Glen Grant is one of those distilleries which has garnered a large number of fans, primarily due to their history as well as their current practices. The whiskies that the distillery currently produces can be seen as gentle and yet complex, and yet the whiskies that they’re famous for possess similar characteristics but in different proportions.
The distillery has had a longstanding Italian connection which stretches back to the 1960s when the legendary Italian importer, Armando Giovinetti, was so impressed by the distillery’s produce that he secured the rights to distribute the whisky in Italy. Needless to say, sales of Glen Grant exploded and it became the best-selling single malt brand in the country for many years.
This also led Campari to launch a takeover bid for the distillery in the early years of the new millennium and under Italian control, the distillery and the brand has grown from strength to strength in new markets while ensuring that they kept themselves competitive with periodic changes to their core range.
However, it is the older expressions of Glen Grant that garner the most interest and nostalgia, primarily due to just how good they were (and still are). While it is becoming more difficult and expensive to acquire whiskies from bygone eras, we must be thankful for the foresight of some of the independent bottlers on the market for purchasing casks of these extraordinary whiskies back then.
One such example would be Gordon & MacPhail, who are known for their impressive inventory of aged stock which reside within their warehouses. It is testament to their foresight that they are able to consistently release expressions with an advanced age statement (Mortlach 75 Years Old, anyone?) from stocks which were laid down at the cusp of World War 2 and after.
As we have previously delved into the history of the distillery, we will not revisit it and the information can be found here: Glen Grant
This week’s review focuses on one of those utterly impressive expressions from the Gordon & MacPhail inventory and it is a sample which was sent by the company to me for review purposes.
I must admit that I am eternally grateful to have tried an expression as old and dignified as this and it is now the oldest whisky that I have ever sampled in terms of distillation year and age.
This expression also recently picked up the Double Gold award at the prestigious San Francisco World Sprits Competition (SFWSC), which is also the highest honour awarded at the competition.
This expression was distilled on the 24th of April 1954, matured in a first-fill sherry puncheon (cask #1822) for 59 years before being bottled at 40% abv on the 3rd of February 2014 by Gordon & MacPhail with a yield of 610 bottles for their Rare Vintage collection.

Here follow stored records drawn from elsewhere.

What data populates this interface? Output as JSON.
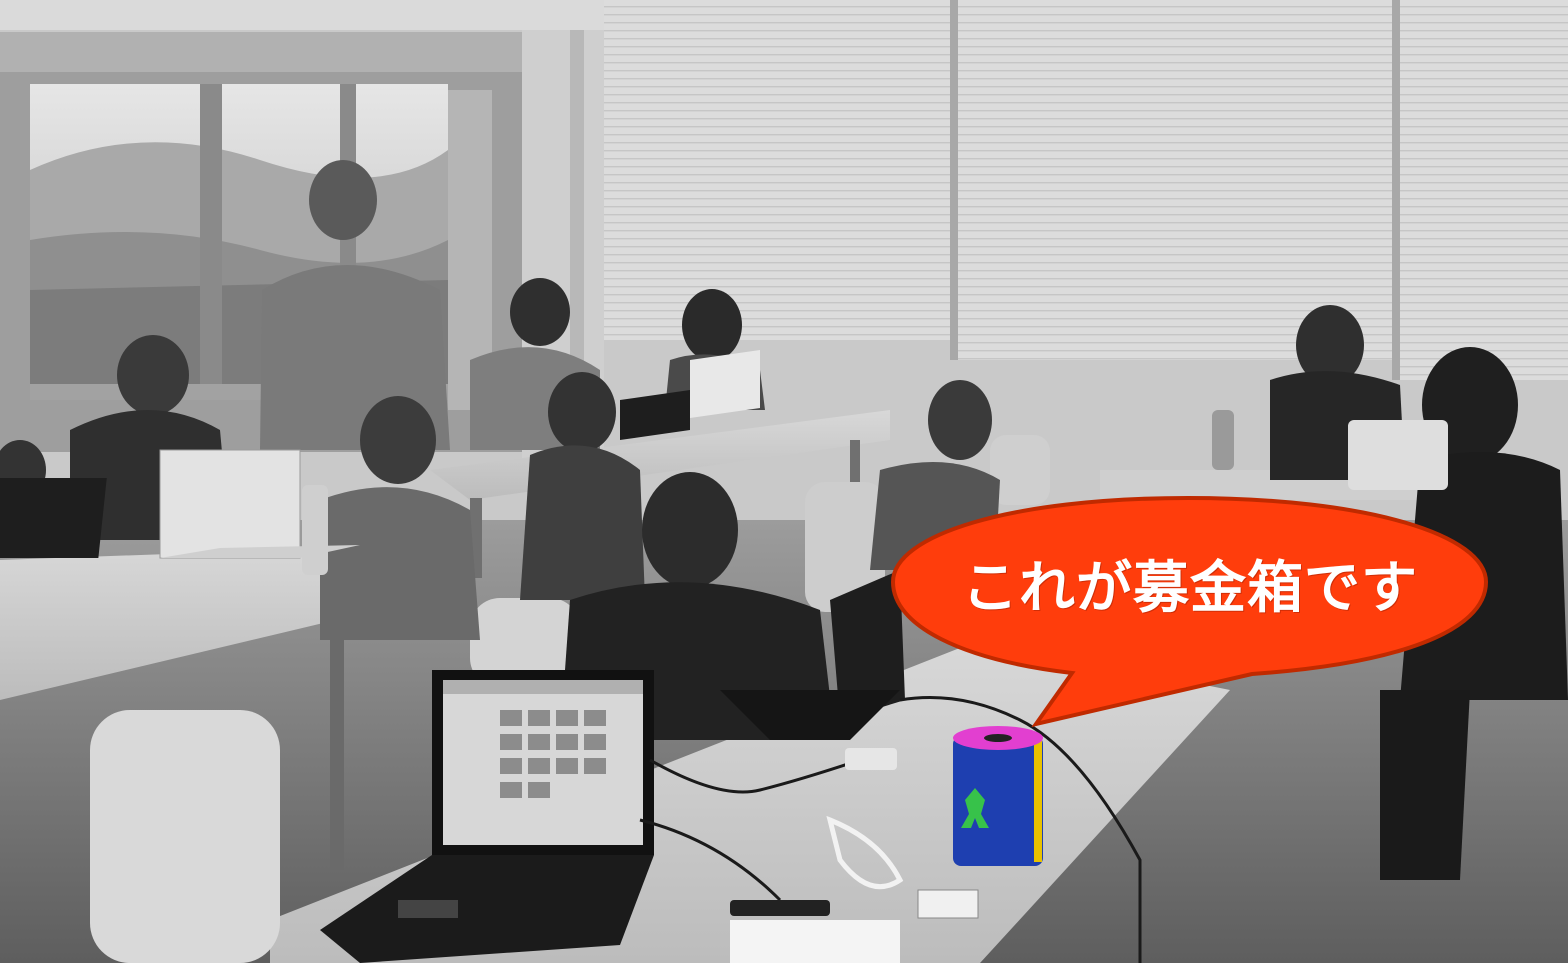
{
  "photo": {
    "description_icon": "classroom-photo",
    "tone": "grayscale"
  },
  "callout": {
    "text": "これが募金箱です",
    "fill_color": "#ff3d0c",
    "stroke_color": "#c02a00",
    "text_color": "#ffffff"
  },
  "donation_box": {
    "body_color": "#1e3fb0",
    "lid_color": "#e23fd0",
    "stripe_color": "#e8c200",
    "figure_color": "#37c24a"
  }
}
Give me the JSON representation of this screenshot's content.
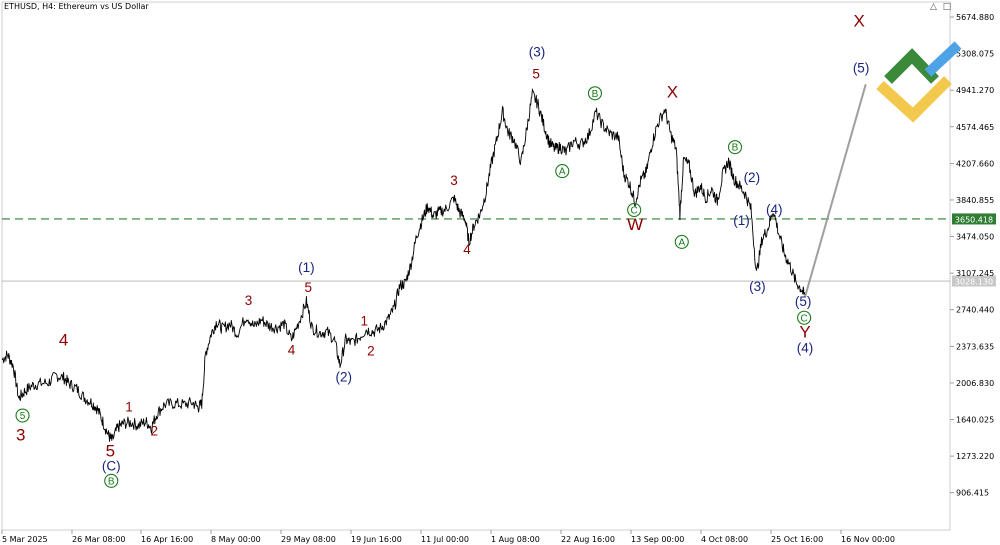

So, let’s dive right into the review!
Glen Grant 1954 59 Years Old (Gordon & MacPhail “Rare Vintage”, 40% abv)
Colour: Burnished copper
Nose: Initial entry presents a whack of acetone followed by dense sherry, sherried raisins, a trio of stewed plums, apricots and peaches as well as black pepper. With time, oak, cinnamon, a touch of rancio and musk, worn leather, tobacco pouch and cigar ash emerge. Late developing hints of cigar leaves and berry compote complete the full nose. (23/25)
Palate: Initial entry presents more of the rich dense sherry coupled with a touch of acetone, the stewed fruits from the nose as well as mulled wine. The rancio and musk hints then follow and are complemented by worn leather, tobacco pouch and a slight meatiness.
Black pepper, cinnamon, oak and cigar leaves emerge later on and there is a slight bitterness which provides a rather interestinge edge to the palate that is rather endearing. (23/25)
Finish: Medium to long on the finish, with vestigial hints of the stewed fruits combining with the black pepper, oak, cinnamon, sherry and cigar leaves to give this expression a bittersweet end. (22/25)
Balance: An incredibly well-balanced and immensely enjoyable representation of a Glen Grant from a bygone era. While it is not overly complex, it possesses a veritable treasure trove of aromas and flavours which will surely intrigue and excite the senses. The mouthfeel starts off oily but quickly becomes drying due to the oak and wood spices exerting a rather pronounced influence. (23/25)
If anything, this was an exceptional throwback to a bygone era when the marriage between spirit and sherry was at a different level altogether. While we are still able to find spirits of this calibre in some modern expressions, they are increasingly difficult to obtain and so we must be content with savouring what we can get.
Special thanks must go to Gordon & MacPhail for providing me with this rare and exceptional opportunity to sample and review this incredible expression and I am eternally grateful.
Until the next review, have a wonderful week ahead.